3.3. O Devido Processo Legal
(PAD)
A aplicação de qualquer
penalidade grave exige a instauração do Processo Administrativo Disciplinar
(PAD). O PAD é a garantia do servidor ao devido processo legal, ao
contraditório e à ampla defesa. A inobservância do rito legal do PAD pode levar
à anulação de toda a punição pela via judicial. A transparência e a legalidade
no PAD são essenciais para a legitimidade da disciplina.
4. O Regime Disciplinar
Diferenciado (RDD) para Servidores?
O Regime Disciplinar Diferenciado
(RDD) é um instituto previsto na Lei de Execução Penal (LEP), Art. 52, aplicado
a presos que cometem faltas graves (como liderar rebeliões, praticar crimes na
prisão) ou que apresentam alto risco para a segurança pública (membros de
facções criminosas). Ele impõe isolamento celular, restrições de visitas e
maior rigor na custódia.
A questão que se coloca é: existe
um RDD para o policial penal que comete uma falta grave?
4.1. Incompatibilidade
Conceitual
A resposta direta é não
existe RDD para servidor. O RDD é um regime de cumprimento de pena
privativa de liberdade, aplicado a condenados ou presos provisórios. O policial
penal é um servidor público, não um detento. Seu regime jurídico é o
administrativo-disciplinar, não o penal-executório.

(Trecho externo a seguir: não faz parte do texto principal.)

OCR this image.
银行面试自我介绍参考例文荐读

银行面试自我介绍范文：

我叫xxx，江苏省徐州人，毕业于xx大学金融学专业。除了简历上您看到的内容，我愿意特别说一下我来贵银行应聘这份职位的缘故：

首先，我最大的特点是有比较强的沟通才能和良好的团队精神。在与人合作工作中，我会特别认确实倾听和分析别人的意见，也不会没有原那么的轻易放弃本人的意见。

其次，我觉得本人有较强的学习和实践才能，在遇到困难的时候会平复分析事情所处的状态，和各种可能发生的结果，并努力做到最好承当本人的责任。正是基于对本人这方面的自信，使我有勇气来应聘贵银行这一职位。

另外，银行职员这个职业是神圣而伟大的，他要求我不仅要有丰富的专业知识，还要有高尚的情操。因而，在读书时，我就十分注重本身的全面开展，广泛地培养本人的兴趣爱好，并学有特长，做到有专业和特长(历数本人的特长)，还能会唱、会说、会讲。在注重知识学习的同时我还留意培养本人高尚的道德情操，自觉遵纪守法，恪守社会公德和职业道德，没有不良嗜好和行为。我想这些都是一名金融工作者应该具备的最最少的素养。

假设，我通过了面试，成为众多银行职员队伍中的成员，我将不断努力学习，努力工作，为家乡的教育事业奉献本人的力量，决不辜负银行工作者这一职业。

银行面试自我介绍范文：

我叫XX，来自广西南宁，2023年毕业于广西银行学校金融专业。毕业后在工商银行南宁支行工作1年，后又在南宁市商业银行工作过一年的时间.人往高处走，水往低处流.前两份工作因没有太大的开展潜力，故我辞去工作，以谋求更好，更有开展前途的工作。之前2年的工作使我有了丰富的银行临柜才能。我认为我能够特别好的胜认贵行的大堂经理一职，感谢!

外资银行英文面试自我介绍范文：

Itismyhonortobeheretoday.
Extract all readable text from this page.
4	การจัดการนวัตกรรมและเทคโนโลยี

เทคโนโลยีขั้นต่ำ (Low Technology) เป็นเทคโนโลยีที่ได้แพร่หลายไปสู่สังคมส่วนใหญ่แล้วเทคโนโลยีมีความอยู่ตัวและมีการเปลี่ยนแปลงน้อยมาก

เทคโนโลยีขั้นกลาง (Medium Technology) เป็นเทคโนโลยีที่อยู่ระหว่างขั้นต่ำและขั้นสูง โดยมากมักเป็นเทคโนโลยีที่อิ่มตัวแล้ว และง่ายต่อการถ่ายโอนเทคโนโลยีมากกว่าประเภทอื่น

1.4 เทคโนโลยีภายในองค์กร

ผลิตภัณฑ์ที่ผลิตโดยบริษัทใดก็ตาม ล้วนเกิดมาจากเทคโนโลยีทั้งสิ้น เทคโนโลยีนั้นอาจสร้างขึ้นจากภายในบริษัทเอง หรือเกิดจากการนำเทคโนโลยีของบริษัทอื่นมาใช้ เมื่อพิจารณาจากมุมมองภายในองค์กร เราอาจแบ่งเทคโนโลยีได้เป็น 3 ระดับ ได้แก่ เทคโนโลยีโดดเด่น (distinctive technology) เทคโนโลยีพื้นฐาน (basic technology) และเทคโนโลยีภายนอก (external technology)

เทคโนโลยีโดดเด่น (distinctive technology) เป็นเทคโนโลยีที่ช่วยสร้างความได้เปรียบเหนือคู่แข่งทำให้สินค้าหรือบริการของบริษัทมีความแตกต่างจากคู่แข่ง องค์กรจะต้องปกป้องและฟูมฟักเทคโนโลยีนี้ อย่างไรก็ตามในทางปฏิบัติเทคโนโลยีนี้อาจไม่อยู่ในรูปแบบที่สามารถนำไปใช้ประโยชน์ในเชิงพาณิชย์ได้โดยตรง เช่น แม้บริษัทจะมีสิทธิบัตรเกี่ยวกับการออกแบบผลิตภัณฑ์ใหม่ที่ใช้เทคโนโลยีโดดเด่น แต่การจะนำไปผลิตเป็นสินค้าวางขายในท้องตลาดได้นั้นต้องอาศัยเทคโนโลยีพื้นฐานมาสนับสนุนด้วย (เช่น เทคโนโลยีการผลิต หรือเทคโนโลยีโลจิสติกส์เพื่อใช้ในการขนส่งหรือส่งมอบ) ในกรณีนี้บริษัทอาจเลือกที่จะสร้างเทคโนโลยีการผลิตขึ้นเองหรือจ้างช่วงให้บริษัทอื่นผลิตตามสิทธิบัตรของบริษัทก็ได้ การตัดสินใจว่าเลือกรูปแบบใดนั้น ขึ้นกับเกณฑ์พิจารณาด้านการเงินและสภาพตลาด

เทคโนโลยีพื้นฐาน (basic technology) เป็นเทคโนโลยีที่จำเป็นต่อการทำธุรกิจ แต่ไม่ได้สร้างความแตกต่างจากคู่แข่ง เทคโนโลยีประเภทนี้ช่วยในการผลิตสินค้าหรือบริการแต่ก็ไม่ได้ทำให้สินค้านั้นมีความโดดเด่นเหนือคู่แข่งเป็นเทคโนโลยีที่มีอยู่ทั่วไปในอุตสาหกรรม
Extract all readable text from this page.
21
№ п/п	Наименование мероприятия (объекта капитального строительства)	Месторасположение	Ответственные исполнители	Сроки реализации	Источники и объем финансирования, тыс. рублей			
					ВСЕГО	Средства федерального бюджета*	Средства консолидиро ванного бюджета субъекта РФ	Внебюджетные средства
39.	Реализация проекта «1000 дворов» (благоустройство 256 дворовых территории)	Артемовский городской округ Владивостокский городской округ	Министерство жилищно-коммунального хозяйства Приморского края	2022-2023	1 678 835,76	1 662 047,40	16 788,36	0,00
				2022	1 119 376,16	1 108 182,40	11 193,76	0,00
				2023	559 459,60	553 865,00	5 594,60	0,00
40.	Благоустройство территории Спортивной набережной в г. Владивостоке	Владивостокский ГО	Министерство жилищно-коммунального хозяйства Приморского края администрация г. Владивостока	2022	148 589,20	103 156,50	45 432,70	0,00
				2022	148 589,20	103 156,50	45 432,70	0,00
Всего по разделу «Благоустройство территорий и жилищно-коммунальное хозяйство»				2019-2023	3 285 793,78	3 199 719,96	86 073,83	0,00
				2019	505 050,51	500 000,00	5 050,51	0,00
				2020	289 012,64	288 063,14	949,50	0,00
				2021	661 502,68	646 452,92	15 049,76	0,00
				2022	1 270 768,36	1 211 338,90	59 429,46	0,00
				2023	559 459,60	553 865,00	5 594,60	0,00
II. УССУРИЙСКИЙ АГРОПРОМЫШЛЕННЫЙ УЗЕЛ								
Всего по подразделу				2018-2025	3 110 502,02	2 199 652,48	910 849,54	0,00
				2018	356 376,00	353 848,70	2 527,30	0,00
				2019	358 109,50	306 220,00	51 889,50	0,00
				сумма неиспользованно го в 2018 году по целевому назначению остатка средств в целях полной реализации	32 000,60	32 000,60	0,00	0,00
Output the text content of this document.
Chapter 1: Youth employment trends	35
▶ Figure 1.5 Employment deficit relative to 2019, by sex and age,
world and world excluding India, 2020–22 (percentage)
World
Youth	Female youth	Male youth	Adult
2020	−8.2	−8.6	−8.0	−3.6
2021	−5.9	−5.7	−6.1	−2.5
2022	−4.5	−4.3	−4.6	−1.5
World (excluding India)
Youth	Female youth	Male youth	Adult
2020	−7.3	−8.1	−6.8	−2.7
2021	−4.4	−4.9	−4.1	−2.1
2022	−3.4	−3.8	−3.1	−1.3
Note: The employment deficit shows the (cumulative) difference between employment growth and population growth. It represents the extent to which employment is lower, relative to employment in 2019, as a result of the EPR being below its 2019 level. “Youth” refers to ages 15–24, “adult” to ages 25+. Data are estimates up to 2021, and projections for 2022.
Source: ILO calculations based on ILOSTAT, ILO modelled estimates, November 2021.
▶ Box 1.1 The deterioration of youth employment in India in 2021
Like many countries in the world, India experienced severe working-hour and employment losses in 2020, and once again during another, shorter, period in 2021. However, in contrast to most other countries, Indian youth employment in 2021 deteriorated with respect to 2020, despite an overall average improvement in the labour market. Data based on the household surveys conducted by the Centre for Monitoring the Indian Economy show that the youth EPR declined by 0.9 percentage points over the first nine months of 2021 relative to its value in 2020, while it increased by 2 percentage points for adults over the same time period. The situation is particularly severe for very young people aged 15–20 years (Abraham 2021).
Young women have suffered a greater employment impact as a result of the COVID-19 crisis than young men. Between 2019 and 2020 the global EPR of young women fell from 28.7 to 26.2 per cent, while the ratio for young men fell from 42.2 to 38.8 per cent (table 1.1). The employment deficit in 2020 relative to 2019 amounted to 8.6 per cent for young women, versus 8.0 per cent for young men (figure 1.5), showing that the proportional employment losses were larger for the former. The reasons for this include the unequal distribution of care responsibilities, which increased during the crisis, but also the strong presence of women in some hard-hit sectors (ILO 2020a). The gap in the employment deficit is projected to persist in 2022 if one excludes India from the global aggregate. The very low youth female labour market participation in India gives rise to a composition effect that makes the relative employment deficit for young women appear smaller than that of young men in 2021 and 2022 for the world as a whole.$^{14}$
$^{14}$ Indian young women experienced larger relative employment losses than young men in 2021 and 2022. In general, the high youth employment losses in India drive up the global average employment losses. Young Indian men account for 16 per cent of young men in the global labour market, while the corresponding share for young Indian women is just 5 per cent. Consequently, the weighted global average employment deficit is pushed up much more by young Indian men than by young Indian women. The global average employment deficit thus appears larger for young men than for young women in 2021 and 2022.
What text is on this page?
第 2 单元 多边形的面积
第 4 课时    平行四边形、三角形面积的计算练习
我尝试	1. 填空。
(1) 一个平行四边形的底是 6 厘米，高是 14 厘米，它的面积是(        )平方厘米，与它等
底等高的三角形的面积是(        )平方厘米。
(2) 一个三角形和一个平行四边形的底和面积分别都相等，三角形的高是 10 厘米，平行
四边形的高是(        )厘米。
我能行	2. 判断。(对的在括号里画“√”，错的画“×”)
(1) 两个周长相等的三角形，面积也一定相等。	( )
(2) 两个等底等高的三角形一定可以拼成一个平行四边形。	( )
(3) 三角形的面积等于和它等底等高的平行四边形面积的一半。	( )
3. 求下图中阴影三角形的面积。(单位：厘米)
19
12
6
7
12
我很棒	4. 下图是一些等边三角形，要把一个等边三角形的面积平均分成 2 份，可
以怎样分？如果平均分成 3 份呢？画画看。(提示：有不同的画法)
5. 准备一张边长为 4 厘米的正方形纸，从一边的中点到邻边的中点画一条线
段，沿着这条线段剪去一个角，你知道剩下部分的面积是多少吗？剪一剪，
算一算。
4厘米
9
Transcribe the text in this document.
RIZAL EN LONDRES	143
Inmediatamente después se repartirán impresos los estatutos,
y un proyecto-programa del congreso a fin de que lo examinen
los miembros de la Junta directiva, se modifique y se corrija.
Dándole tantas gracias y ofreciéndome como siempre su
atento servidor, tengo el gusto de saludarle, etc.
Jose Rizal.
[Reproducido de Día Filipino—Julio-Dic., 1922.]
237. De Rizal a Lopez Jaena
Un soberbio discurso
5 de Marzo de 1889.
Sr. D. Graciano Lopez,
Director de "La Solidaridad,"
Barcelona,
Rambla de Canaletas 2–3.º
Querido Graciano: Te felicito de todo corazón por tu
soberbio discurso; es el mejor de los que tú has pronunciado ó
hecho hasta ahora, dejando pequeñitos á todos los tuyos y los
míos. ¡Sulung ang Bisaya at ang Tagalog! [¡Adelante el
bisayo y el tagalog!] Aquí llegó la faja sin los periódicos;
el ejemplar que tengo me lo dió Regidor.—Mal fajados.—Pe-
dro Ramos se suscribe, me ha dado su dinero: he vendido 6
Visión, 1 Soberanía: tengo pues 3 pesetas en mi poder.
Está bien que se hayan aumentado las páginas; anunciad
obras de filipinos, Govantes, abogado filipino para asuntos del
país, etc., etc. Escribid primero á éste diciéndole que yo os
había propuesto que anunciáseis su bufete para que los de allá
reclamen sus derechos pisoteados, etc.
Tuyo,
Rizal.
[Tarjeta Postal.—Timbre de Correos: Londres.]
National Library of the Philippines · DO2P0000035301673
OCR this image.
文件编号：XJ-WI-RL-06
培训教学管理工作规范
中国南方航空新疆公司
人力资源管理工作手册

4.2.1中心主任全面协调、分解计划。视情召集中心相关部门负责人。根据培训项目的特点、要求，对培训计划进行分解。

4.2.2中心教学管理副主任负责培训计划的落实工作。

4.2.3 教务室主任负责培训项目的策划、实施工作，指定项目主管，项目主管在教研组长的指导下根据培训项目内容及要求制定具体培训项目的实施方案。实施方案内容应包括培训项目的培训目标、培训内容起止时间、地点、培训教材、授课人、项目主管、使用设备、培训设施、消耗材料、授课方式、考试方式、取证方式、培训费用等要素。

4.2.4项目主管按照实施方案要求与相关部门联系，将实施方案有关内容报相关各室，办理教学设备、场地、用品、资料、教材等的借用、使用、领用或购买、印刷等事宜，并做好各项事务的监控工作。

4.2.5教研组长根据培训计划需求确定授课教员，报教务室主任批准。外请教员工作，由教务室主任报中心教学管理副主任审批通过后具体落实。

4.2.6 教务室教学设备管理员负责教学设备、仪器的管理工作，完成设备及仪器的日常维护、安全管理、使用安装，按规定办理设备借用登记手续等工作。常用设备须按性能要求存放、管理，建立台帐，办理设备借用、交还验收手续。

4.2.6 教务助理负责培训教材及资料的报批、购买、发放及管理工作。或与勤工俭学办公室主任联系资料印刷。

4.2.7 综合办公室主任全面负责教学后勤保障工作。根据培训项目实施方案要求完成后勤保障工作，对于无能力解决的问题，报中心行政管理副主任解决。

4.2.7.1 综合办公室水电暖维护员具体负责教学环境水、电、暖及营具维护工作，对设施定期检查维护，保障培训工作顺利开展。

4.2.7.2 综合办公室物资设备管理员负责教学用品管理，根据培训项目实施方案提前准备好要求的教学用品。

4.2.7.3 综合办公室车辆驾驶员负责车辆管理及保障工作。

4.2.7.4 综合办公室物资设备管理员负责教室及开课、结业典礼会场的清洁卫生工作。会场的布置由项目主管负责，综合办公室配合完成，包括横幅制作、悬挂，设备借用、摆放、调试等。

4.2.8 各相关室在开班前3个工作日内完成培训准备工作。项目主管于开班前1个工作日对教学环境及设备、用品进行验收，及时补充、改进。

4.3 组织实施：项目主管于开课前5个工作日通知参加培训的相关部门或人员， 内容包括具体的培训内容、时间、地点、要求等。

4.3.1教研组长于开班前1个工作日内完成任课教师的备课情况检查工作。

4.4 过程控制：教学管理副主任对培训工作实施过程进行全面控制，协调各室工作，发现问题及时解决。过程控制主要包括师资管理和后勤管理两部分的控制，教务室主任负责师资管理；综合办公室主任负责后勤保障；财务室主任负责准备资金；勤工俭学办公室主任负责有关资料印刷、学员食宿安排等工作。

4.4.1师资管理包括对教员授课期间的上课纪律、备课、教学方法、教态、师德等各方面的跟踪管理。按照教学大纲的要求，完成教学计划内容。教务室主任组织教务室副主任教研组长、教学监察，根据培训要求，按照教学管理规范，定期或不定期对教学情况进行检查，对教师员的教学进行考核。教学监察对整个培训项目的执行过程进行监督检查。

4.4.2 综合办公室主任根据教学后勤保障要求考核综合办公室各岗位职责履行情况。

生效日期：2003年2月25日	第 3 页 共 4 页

4.2. Medidas Cautelares e o
Afastamento Preventivo
No entanto, quando um policial
penal comete uma falta grave, especialmente uma que envolva risco à segurança
da unidade prisional, à investigação (coação de testemunhas) ou à ordem
pública, o direito administrativo prevê medidas cautelares que possuem efeitos
práticos similares ao isolamento temporário.
O Estatuto dos Servidores
Públicos geralmente prevê o afastamento preventivo ou a suspensão
preventiva do servidor.
- Finalidade: Essas medidas não são
punição antecipada. Têm caráter cautelar e visam garantir que o servidor
não interfira na apuração dos fatos durante o PAD, ou que não continue a
colocar em risco o ambiente de trabalho.
- Duração: Têm prazo determinado (ex: 60
ou 90 dias, prorrogáveis uma vez) e o servidor, em regra, continua
recebendo sua remuneração durante esse período, pois a presunção de
inocência administrativa ainda vigora.
4.3. A Questão da Prisão
Preventiva
Se a falta grave cometida pelo
policial penal configurar, também, um crime grave (ex: tortura, corrupção), a
autoridade judicial, a pedido do Ministério Público ou da autoridade policial
judiciária (Polícia Civil ou Federal), pode decretar a prisão preventiva do
servidor, nos termos do Código de Processo Penal. Nesse caso, ele será
recolhido a um estabelecimento prisional específico (sala de Estado Maior ou
quartel, se houver previsão legal, ou presídio comum, a depender da legislação
local e do status da carreira), onde cumprirá a cautelar
processual, não um RDD.
A Rigidez do Regime
Policial
A hierarquia e a disciplina são
princípios inegociáveis para a Polícia Penal. O Regulamento Disciplinar é a
ferramenta que garante a manutenção desses princípios, estabelecendo um regime
de deveres mais rígido do que o do servidor público comum.
O Policial Penal deve ter em
mente que sua conduta é constantemente avaliada e que as consequências de uma
falta disciplinar são severas, podendo culminar na perda do cargo por demissão.
Embora o RDD seja exclusivo para a população carcerária, as medidas cautelares
de afastamento e a possibilidade de prisão preventiva garantem que o Estado
possa agir com a devida rigidez quando um de seus agentes viola o juramento de
proteger a sociedade e cumprir a lei.